Shell command execution always giving zero as return value

Whenever the shell script is invoked by the scheduler the command execution return code is always captured as 0(Success).
If the same shell script is executed in command line via unix terminal, the command execution return code's are captured properly.

For example:
ls -ltr es_wrong_file ----> file not available in the filesystem
echo $? ----> return code $? will be 2(other than 0)

If the above example is executed via scheduler (which in turn invokes the script) - the return code is captured as 0 (success)
whereas if its a directly command line execution of the same script then the return code is captured properly as "2"

---------- Post updated at 06:43 AM ---------- Previous update was at 06:40 AM ----------

Oracle scheduler is used
Unix flavor is AIX6.1
shell used - ksh

It is coming as 2 only. I have tried few ways still i m getting 2 only. Better if you put your code..

Hi,

If the shell script is run in command line you will get it as 2...
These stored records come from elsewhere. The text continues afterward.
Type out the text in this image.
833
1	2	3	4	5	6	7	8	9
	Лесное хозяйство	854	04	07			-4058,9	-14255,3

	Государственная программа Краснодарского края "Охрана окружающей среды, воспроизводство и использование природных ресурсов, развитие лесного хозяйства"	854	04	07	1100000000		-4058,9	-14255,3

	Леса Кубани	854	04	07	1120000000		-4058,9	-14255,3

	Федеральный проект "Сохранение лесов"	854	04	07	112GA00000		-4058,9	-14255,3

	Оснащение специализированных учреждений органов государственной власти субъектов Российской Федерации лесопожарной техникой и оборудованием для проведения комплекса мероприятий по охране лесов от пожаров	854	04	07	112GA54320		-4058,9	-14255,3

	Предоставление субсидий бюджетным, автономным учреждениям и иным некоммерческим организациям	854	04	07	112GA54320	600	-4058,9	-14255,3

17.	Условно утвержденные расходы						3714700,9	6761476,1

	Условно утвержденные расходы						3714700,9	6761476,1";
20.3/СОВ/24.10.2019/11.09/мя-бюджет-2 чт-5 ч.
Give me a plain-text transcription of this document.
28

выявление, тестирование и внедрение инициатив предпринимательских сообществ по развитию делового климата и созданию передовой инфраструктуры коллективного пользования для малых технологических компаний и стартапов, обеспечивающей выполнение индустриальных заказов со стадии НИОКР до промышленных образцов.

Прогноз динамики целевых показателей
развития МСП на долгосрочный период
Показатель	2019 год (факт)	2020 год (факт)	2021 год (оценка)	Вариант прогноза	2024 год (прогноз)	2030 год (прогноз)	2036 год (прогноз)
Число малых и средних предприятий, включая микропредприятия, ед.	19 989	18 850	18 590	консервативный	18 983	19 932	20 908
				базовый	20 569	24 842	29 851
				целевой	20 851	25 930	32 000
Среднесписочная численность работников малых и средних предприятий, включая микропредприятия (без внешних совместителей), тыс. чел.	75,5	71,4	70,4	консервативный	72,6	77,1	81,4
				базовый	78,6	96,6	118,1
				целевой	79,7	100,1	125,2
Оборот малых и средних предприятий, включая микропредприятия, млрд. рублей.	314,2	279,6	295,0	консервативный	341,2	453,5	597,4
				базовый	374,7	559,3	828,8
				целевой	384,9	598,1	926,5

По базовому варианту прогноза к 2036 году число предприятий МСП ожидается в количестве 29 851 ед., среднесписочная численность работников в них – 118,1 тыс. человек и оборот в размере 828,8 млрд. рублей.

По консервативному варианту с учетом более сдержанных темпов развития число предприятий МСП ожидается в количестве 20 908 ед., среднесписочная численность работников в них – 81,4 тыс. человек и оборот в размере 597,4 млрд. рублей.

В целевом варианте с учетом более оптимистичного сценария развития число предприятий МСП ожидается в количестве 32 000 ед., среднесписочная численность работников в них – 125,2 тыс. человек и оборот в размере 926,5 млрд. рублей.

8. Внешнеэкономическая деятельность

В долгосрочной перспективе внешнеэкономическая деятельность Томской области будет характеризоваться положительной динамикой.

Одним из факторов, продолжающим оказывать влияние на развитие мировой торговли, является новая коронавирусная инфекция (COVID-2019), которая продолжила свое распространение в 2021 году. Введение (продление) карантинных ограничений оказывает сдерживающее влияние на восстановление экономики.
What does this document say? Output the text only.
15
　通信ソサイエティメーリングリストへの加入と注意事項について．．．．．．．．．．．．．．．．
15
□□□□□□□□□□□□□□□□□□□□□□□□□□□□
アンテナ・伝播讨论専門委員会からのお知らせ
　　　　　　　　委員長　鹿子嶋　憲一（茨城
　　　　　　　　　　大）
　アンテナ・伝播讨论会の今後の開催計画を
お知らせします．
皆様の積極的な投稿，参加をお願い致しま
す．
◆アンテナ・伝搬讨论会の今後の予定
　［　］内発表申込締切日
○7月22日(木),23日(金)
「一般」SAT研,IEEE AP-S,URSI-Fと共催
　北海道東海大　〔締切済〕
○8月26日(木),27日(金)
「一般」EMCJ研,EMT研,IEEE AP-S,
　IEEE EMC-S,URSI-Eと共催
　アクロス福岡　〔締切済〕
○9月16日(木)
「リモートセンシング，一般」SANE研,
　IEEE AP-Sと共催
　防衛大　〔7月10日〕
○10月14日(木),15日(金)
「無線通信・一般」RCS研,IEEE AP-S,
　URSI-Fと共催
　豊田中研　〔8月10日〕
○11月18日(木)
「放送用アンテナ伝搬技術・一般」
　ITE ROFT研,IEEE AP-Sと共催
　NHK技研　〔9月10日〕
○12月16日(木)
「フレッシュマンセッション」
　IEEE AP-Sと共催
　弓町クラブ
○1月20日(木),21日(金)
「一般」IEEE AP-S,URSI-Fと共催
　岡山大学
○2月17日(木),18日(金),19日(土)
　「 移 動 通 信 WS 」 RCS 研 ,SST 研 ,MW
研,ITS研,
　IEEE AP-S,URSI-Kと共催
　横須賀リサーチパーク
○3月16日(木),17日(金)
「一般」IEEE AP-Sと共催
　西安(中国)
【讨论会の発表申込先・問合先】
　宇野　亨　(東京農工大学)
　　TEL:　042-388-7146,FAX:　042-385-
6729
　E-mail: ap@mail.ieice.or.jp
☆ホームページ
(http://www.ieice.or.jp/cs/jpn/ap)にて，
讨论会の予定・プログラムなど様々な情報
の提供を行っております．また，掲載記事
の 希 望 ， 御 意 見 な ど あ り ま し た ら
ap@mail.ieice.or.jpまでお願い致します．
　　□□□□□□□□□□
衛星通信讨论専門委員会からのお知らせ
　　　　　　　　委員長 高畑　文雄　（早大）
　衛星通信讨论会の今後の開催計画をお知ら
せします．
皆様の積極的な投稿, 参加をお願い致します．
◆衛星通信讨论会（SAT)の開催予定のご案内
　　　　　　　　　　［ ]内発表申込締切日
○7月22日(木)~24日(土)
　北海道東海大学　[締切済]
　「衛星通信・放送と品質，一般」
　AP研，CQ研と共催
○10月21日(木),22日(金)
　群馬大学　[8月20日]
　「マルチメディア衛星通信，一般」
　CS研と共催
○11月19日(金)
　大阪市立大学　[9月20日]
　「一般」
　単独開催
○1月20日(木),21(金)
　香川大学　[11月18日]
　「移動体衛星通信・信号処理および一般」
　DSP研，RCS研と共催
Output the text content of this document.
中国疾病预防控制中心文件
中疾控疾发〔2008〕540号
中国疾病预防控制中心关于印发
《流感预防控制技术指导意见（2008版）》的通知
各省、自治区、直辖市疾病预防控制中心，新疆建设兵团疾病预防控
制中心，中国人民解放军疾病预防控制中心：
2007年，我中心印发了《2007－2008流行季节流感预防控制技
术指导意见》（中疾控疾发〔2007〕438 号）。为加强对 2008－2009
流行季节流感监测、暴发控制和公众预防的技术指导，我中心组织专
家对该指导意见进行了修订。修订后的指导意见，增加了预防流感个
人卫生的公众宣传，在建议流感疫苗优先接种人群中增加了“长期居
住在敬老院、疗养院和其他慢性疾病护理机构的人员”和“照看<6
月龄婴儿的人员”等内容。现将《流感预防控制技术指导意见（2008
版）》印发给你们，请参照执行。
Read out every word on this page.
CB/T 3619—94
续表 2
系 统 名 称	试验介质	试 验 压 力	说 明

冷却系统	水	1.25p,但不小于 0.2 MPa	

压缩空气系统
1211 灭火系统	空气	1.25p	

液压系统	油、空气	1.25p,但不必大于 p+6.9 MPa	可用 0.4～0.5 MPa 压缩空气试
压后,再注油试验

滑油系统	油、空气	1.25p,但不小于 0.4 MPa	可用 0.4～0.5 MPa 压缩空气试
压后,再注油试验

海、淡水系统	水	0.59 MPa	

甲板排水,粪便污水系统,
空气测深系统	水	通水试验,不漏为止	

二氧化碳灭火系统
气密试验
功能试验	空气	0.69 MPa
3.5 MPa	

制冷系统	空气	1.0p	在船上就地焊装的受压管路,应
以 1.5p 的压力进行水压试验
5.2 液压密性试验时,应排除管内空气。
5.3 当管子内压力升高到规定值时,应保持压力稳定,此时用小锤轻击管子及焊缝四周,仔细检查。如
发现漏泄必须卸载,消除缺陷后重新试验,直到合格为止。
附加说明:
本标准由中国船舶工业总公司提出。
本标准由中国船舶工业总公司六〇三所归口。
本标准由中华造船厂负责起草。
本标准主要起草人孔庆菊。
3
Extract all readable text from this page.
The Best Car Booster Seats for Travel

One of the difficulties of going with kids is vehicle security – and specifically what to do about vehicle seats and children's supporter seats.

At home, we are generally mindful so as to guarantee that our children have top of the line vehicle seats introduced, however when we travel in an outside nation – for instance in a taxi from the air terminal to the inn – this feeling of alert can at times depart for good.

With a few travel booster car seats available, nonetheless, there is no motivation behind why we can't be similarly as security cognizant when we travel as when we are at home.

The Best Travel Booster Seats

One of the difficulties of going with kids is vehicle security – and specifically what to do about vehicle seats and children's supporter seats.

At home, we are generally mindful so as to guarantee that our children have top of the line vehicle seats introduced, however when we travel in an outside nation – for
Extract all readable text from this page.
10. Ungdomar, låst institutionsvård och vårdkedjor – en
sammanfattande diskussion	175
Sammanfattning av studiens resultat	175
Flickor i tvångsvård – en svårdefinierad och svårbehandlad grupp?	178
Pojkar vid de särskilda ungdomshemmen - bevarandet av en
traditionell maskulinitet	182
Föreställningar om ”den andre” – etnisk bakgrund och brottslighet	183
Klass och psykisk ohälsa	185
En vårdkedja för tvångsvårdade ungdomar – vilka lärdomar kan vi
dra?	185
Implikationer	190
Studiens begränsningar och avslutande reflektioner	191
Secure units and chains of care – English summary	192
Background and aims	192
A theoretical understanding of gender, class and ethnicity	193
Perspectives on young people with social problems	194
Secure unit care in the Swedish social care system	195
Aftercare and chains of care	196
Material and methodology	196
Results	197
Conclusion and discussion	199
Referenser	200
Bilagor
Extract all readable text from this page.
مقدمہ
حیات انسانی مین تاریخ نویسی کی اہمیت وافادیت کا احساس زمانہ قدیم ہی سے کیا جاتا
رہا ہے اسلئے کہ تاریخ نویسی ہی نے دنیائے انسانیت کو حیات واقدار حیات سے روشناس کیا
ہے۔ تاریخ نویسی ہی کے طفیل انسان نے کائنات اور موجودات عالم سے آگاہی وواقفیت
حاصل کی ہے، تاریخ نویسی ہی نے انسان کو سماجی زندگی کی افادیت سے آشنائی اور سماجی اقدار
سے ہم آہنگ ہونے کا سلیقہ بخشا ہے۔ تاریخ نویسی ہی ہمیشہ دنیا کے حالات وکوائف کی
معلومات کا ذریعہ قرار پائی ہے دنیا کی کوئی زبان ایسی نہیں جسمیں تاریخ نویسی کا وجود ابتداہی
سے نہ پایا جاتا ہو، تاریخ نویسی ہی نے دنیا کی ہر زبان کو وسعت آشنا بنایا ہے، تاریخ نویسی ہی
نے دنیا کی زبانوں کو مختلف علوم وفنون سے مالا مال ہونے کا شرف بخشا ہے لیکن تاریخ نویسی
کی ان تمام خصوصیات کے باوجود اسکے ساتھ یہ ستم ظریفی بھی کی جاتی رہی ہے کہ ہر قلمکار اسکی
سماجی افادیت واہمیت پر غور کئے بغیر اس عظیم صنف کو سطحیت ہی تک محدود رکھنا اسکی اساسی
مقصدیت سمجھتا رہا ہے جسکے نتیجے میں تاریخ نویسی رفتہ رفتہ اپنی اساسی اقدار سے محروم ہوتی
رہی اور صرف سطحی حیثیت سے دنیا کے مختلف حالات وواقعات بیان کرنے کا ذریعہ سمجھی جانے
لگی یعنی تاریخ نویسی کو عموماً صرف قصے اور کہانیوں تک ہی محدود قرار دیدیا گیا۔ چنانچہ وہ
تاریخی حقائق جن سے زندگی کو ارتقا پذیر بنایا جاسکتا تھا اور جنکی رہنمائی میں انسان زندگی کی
but the same shell script when it is invoked by oracle scheduler - the return code is 0

I don't have oracle scheduler here on my system. But if that is not working you can use below code if you are just checking the presence of file.

if [[ -e file ]]
then
echo "pass"
else
echo "fail"
fi

It could simply mean that your script generates the file "es_wrong_file" at run-time and ls is able to list it at that particular time. Check if this file is being written to in your script. This could also be an intermediate file which your script could be cleaning up before termination.

So, don't leave people guessing and post the script if you can.

The script would have to exit with a non-zero exit code.

ls -ltr es_wrong_file ; REPLY=$?
exit ${REPLY}

It would indeed be better to test whether the file exists rather than letting the command fail. Use syntax appropriate to your O/S (many do not have "-e").